Communication on the sidelines often took place in English







This is about the thoughts and feelings caused by the reports. But I would also like to share such a general feeling: we are not even isolated in Russia, but in cold, snowy Siberia, so far from the rest of the world. Speakers from all over the world come to us, from Berlin and London to Argentina and Australia. They are interested here, and there is some kind of exotic for foreigners in Siberia in the winter. And our people, in turn, listen quite attentively, understand humor, ask practical questions and support conversation in the dining room.









Why I love conferences - you can learn a couple of clever phrases







Such conferences can also show “where the wind blows”, what is in fashion now, and what is actively developing and will be on everyone’s lips next year. What is even more interesting is that in local communities (of the same Siberia), such conferences to one degree or another set trends. Here are inaccurate, from memory, quotes from some reports:









Instead of output



As it is fashionable to say today, “the author does not call for concrete actions,” but I still think that a lot of interesting things are being done now in some way closer to Open Source. Many successful, and not so, companies around the world every day lay out a code of varying degrees of readiness on github or other less popular sites.

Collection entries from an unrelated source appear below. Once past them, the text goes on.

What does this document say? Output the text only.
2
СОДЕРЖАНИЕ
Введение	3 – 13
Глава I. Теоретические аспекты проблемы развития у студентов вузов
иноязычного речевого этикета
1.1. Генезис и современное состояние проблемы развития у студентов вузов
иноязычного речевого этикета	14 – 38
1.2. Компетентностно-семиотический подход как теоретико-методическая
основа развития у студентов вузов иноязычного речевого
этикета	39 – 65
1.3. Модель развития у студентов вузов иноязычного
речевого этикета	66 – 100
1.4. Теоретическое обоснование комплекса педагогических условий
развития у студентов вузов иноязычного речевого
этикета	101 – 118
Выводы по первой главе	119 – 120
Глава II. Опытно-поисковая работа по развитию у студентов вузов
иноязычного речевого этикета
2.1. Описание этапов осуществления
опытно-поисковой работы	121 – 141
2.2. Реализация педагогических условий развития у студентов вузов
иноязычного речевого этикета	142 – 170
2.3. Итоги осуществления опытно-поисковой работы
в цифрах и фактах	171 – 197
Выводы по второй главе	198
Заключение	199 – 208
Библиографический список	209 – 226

As one good man wrote on his website: “Information wants to be free”. It seems to me that this is very different from the situation at the beginning of the 2000s, when the written code was valued as intellectual property and kept, if not in a safe, then on seriously secure servers. The most interesting listings are now stored in reliable places, I am sure, but the variety of open and free tools pleases. If you wish, you can not pay for software - after all, modern society now sells more services than objects of the material or intangible world. Yes, everyone can download, for example, Kubernetes, but not everyone will configure it and will work with it without a headache.







If you are interested, we have courses on working with the now popular, but difficult to master “with a snap” modern tools that will be useful to any serious IT specialist.







Thank you for your attention, waiting for your opinions on the conference, trends in the IT world and the author in the comments.